Он, Кройзинг, в корне подорвет благополучие капитана Нигля, даже если этот негодяй останется жив. Нерадостно станет его существование. Он будет оторван от своей касты, долголетнее заключение, может быть, каторга, обесчестит его. Государство прогонит его со службы, а это лишит его и семью куска хлеба, ведь он только и умеет быть чиновником. Может быть, он когда-нибудь откроет маленький магазин канцелярских принадлежностей в Буэнос-
Айресе или Константинополе; но повсюду, куда только ни дотянутся щупальцы немецкого офицерства, он будет заклеймен как конченный человек. Презрение жены и ненависть детей будут преследовать его.
Довольно тебе будет этого, Кристоф? Ты добр, тебе не нужен скальп твоего врага. Но он нужен мне. Не сегодня ночью и не завтра еще, но мы доберемся до него. А Бертина мы произведем в лейтенанты вместо тебя.
Кройзинг, преодолевая искушение полистать заметки брата, прячет вещи, завернутые в кожаный жилет, раздевается, ложится, гасит свет.

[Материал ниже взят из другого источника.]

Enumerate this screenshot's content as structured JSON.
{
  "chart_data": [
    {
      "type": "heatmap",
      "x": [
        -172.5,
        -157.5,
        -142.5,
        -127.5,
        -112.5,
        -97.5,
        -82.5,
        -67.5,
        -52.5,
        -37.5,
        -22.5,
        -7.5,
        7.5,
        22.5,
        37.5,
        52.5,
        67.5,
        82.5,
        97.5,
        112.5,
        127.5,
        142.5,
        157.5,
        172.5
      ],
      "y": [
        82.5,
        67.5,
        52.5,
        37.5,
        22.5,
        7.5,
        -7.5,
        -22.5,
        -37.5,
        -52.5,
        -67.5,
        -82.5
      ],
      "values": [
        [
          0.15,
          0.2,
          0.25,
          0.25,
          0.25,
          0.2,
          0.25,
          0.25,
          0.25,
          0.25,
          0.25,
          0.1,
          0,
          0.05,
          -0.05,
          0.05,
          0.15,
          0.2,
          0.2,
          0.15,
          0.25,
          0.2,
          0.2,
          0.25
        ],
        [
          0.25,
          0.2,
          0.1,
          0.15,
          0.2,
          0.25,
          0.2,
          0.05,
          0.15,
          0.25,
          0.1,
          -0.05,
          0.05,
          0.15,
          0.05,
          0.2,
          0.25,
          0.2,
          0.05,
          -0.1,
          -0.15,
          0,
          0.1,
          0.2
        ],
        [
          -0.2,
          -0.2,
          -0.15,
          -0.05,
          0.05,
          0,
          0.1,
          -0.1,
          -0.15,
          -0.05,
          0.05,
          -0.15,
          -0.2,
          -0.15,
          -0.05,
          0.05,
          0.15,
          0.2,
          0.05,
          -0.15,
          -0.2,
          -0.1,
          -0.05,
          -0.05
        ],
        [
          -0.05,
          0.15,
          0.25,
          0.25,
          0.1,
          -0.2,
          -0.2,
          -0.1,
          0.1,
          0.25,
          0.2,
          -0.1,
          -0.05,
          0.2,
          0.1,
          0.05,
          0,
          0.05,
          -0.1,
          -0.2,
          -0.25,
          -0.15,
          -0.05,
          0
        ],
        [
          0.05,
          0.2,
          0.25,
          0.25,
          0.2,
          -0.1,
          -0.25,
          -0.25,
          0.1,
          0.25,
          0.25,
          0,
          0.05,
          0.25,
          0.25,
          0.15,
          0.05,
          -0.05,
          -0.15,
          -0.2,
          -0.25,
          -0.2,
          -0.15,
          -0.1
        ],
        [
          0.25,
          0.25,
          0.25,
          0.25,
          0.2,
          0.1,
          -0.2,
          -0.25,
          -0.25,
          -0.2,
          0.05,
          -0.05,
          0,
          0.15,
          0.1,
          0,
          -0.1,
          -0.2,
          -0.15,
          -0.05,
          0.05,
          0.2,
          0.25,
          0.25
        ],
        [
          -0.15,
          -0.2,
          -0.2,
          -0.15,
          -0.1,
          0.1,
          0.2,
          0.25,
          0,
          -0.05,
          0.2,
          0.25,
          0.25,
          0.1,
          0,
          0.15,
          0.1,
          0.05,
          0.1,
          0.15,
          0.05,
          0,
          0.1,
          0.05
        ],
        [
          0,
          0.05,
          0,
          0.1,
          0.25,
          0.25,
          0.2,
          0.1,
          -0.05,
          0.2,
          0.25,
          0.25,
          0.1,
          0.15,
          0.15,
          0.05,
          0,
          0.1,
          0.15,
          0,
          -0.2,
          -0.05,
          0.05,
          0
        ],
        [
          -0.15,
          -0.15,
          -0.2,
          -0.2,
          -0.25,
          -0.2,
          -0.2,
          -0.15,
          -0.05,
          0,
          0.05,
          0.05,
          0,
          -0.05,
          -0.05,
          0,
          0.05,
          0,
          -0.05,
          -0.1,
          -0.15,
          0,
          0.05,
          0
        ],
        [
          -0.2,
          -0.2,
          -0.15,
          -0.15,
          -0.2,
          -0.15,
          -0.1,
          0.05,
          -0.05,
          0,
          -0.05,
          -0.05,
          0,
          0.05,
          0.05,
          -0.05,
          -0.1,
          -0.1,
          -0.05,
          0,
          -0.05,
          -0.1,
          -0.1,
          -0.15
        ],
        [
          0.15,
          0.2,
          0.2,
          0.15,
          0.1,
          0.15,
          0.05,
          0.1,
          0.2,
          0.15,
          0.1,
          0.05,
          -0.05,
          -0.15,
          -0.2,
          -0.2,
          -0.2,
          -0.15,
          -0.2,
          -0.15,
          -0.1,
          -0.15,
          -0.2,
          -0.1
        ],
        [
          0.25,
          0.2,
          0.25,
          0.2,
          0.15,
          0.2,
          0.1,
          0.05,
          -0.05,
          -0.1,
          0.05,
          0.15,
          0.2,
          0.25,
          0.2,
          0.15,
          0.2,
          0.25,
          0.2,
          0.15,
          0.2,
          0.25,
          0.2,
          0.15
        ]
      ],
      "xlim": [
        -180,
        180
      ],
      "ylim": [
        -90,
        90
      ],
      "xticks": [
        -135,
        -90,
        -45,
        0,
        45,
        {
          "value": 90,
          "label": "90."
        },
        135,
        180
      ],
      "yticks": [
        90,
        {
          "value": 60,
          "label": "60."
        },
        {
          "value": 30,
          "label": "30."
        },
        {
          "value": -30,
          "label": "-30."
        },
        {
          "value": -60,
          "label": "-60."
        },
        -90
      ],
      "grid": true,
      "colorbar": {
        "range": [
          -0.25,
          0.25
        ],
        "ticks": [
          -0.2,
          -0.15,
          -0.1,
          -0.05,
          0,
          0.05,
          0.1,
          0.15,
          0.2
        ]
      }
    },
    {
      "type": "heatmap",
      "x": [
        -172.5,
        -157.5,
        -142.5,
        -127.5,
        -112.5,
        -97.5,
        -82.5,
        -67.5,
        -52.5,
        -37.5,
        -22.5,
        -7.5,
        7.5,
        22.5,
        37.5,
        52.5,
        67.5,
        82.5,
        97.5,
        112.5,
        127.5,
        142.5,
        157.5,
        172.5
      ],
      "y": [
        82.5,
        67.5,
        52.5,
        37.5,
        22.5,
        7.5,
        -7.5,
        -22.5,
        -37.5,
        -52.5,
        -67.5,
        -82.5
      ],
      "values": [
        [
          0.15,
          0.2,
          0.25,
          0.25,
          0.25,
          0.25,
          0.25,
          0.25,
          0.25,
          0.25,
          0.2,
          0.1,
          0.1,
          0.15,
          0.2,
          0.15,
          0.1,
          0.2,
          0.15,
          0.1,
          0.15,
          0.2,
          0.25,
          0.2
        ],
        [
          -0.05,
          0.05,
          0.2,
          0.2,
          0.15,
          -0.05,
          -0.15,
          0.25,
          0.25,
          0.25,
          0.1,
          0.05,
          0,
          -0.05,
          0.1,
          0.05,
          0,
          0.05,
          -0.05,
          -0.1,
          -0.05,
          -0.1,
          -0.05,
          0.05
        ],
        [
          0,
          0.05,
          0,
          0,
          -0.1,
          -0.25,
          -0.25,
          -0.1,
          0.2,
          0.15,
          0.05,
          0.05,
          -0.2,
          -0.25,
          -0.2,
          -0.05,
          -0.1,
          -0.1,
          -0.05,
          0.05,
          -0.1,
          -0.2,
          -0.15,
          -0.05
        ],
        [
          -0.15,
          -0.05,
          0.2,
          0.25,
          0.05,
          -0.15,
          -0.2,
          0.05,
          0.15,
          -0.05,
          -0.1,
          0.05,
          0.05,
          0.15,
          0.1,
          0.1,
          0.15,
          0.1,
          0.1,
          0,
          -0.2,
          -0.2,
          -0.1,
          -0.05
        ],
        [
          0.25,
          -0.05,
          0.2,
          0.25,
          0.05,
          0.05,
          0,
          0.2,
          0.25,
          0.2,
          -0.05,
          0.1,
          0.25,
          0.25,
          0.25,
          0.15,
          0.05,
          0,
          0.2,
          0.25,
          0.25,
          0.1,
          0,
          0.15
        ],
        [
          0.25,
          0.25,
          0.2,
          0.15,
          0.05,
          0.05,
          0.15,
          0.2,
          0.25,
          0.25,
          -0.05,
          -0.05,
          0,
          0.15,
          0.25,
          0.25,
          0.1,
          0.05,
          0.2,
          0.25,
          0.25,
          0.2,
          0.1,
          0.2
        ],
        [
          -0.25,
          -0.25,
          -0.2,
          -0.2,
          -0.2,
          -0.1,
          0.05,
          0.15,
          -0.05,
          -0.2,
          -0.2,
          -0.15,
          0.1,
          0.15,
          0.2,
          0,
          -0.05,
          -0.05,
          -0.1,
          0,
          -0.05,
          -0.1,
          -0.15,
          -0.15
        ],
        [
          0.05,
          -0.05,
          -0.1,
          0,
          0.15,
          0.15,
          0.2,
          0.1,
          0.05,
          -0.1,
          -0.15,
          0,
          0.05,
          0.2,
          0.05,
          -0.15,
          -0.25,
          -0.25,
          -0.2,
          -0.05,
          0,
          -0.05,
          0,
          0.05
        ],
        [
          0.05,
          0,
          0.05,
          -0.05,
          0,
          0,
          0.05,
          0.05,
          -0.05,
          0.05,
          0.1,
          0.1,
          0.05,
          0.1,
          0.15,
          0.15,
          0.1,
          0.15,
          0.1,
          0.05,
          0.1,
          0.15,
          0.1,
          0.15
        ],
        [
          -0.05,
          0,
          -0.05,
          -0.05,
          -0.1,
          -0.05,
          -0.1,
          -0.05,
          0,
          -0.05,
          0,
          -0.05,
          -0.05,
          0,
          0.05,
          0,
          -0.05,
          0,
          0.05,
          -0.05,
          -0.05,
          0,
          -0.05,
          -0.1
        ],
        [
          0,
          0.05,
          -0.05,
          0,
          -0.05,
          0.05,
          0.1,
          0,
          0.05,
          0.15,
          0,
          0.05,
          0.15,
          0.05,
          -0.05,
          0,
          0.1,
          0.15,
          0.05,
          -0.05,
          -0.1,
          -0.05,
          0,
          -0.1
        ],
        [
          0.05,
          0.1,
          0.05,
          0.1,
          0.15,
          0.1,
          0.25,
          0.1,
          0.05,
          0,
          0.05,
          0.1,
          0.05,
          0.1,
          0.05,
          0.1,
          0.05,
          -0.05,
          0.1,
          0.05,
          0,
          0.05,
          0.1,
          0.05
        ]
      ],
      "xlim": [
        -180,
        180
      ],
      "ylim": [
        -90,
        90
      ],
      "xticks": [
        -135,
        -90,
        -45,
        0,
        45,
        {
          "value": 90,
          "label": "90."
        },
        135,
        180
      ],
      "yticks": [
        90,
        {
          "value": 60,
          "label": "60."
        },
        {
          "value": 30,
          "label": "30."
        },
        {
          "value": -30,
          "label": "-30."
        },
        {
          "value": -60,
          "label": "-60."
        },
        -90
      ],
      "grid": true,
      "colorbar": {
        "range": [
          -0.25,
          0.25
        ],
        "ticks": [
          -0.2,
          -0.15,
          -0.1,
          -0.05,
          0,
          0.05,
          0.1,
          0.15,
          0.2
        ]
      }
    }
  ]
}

Ночью и рано утром, когда глаза привязного аэростата еще закрыты, полевые кухни пытаются пробраться к позициям пехоты. Из какого-нибудь укрытия они раздают долгожданную горячую еду — густой бобовый суп с кусочками мяса, серовато-синюю кашу или желтый горох с салом; еду передают в сохраняющих тепло оловянных баках, которые разносчики пищи тащат на себе последнюю часть пути — до самых окопов. Это — опасное дело. Поев горячего супа, солдат сражается лучше; но так как страданья, подрывающие моральную устойчивость войск, принадлежат к числу боевых средств цивилизованных народов, то батареи, установленные на передовых позициях, подстерегают полевые кухни противника. Случается, что они дают промах, но редко; результаты их работы всегда бывают роковыми.
Рано утром, в половине седьмого, когда испарения земли уже давно сгустились в осенний утренний туман и затем ненадолго рассеялись, французы из Бельвиля заметили землекопов капитана Нигля. Им давно известно, что немцы готовят в тылу позиции, и они отмечают на своих картах предполагаемое расположение этих опорных пунктов. Сами они уже много недель готовят удар, который должен вернуть им Дуомон и форт Во; для этой цели они берегут боевые припасы, исправляют дорог» для подвоза войск, готовятся двинуть вперед полевые батареи.